Board favors funding for EMS, sheriff’s office

By Jeff Linville -

The Surry County Board of Commissioners seemed to be in favor a recommendation by County Manager Chris Knopf to add some spending to both EMS services and the sheriff’s office.

Knopf handed out a graph that showed 911 calls for EMS by the hour of the day for the year 2016. From 2 a.m. to 7 a.m. the calls per hour range from 289 to 357. Then when people start getting up and moving around is when more problems occur.

At 7 a.m. the calls jump to 563, then 610, 662, and 791 by 10 a.m.

The 2017 numbers were slightly higher across the board, but follow a similar shape, seeing calls jump at 10 a.m. and stay that way until almost midnight.

As a result, the county manager recommended of adding a Medic 7 team to the EMS for peak hours at an expected cost of $192,420.

Typically, EMS crews in the county work a full 24-hour shift, but John Shelton, emergency services director, is talking about using this team from 11 a.m. to 11 p.m. — where calls average more than 800 per hour.

The budget from Knopf includes $1.2 million related to the sheriff’s office and jail.

During a meeting earlier in the month, he recommended replacing six patrol cars with new models and hiring new employees.

“Several significant personnel recommendations are included in the proposed budget for public safety and security,” he told the board. “The creation of three new deputy positions ($295,474) is recommended as well as four new detention officers and two transportation officers ($208,936).”

Knopf explained that proposed regulation changes coming from the state would affect staffing at the jail as soon as November, which is the reason for the four detention officers.

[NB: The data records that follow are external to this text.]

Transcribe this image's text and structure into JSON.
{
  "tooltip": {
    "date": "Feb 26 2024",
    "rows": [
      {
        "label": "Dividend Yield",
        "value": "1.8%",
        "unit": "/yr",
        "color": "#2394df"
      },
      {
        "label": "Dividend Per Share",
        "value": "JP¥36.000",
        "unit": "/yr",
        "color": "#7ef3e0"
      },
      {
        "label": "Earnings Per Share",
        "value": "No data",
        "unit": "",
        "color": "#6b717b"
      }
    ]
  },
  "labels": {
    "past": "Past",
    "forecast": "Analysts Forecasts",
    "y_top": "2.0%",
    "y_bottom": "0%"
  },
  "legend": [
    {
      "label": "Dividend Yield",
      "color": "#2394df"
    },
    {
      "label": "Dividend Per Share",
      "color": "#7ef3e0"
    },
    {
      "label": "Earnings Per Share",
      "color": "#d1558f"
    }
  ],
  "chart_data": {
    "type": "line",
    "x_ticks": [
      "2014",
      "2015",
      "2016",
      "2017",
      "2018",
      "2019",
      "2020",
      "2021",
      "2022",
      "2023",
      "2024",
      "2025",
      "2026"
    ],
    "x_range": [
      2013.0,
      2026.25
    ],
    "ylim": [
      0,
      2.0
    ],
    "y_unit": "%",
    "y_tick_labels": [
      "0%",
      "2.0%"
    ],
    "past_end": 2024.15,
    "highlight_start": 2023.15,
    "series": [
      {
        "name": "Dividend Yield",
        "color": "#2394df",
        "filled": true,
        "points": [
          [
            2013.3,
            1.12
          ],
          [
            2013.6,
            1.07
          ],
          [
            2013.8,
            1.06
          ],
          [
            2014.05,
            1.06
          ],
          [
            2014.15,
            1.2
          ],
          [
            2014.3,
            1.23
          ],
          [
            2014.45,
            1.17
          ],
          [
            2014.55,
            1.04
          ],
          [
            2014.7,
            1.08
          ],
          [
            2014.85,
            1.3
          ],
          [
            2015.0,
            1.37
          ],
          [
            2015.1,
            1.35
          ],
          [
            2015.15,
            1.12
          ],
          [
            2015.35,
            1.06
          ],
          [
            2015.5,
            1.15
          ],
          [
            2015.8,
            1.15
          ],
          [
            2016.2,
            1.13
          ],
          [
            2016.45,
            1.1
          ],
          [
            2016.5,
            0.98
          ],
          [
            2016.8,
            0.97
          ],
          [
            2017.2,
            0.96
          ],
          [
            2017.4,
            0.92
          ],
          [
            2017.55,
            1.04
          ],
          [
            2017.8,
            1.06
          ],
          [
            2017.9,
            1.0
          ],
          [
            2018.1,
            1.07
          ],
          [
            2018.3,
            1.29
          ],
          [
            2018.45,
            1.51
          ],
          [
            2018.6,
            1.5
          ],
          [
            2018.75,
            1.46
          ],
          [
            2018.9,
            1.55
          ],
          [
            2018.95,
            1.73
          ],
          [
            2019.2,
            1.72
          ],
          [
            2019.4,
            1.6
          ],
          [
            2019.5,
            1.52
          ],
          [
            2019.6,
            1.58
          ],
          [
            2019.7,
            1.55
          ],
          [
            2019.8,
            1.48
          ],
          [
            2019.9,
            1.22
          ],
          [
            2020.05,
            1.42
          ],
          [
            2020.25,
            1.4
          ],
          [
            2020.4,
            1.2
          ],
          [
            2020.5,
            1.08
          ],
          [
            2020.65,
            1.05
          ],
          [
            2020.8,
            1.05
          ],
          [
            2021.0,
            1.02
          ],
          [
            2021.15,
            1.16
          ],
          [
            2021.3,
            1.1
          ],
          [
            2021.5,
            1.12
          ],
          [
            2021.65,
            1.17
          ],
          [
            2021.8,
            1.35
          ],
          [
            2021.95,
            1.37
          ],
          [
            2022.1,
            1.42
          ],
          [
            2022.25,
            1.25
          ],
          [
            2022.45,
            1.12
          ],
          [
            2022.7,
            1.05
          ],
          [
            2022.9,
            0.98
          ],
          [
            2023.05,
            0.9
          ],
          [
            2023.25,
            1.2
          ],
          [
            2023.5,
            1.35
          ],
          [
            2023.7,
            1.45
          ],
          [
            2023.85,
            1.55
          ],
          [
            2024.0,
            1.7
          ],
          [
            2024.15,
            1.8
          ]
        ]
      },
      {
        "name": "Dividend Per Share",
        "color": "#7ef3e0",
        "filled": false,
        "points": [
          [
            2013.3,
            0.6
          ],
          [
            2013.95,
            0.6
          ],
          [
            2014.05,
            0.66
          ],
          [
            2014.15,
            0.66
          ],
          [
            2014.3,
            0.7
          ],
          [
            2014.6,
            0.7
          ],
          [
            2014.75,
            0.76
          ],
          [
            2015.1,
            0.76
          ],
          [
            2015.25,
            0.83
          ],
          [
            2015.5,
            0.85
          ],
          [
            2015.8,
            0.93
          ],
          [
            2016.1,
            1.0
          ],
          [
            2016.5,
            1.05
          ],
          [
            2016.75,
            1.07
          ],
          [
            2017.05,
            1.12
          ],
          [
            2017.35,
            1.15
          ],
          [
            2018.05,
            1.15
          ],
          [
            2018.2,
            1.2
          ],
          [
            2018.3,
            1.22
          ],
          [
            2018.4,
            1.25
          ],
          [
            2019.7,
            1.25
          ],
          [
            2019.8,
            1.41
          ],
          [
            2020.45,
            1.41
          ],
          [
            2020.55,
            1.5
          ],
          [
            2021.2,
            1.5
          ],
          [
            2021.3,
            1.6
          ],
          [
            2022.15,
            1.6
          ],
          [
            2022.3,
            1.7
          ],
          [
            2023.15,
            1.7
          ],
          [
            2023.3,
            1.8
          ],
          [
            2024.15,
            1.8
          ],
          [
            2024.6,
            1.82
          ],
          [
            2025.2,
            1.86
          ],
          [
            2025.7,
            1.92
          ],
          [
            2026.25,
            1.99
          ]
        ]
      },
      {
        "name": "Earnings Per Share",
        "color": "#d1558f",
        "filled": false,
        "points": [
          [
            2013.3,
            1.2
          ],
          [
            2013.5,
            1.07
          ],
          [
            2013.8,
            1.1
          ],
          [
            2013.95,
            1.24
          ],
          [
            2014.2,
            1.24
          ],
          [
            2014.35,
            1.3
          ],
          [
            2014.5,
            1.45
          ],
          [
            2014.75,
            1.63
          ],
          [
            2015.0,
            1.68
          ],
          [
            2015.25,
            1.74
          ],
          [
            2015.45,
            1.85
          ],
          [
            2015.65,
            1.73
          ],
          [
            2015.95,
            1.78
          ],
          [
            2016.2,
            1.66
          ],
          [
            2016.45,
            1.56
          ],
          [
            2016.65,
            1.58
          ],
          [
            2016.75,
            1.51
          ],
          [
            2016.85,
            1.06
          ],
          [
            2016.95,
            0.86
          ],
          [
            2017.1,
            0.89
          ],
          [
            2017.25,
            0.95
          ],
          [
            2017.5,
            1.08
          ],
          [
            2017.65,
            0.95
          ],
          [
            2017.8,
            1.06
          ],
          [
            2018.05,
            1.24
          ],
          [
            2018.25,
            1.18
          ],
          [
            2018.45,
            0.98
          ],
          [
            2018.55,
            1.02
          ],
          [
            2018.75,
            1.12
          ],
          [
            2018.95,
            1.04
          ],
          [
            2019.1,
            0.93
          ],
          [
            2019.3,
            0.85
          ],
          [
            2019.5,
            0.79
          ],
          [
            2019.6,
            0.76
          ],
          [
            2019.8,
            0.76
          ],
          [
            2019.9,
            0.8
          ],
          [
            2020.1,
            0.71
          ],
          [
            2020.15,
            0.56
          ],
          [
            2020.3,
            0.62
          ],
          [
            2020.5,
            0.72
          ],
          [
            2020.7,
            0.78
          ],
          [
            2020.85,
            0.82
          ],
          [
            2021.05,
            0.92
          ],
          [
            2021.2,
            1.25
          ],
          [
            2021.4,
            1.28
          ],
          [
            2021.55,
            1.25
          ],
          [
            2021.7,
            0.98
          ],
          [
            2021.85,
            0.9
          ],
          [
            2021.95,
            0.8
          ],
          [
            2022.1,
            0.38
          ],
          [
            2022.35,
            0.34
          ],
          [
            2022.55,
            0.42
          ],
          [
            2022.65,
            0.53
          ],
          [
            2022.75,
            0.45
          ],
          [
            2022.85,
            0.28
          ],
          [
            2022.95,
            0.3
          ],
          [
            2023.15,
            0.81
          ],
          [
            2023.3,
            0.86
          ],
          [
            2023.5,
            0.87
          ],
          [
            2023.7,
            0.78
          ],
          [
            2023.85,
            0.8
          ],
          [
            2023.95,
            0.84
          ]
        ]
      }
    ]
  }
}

Overcrowding at the jail is a growing problem. Surry is having to ship more and more inmates to other counties to be housed, and the drive time alone can be more than three hours round-trip. Until the expansion of the jail is done, there will be a heavy need for workers to drive inmates back and forth, so Knopf recommends adding two transportation officers, rather than tying up deputies’ time.

The commissioners seemed in general agreement on this.

In other budget items:

• The county likely will be raising the landfill convenience fee by $3 to offset the rising cost of handling special items like electronics.

• Knopf said this is the third year of a five-year plan to steadily raise the water/sewer rates for the areas of Flat Rock/Bannertown and Elkin/Gentry Road, which will be 7 percent for both locations.

• During a discussion of funding outside agencies, Dr. Gary Tilley, the newest commissioner, asked if this is where funding for the Mount Airy-Surry County Airport was placed.

Knopf said yes and added that although it is supposedly co-owned with the city, Mount Airy hasn’t provided any funding in a decade.

Some folks have asked why the county even bothers to keep it running, he said, but keep in mind that when the county accepted federal grant money for the runway expansion, it came with a requirement that the airport stay open a full 30 years more.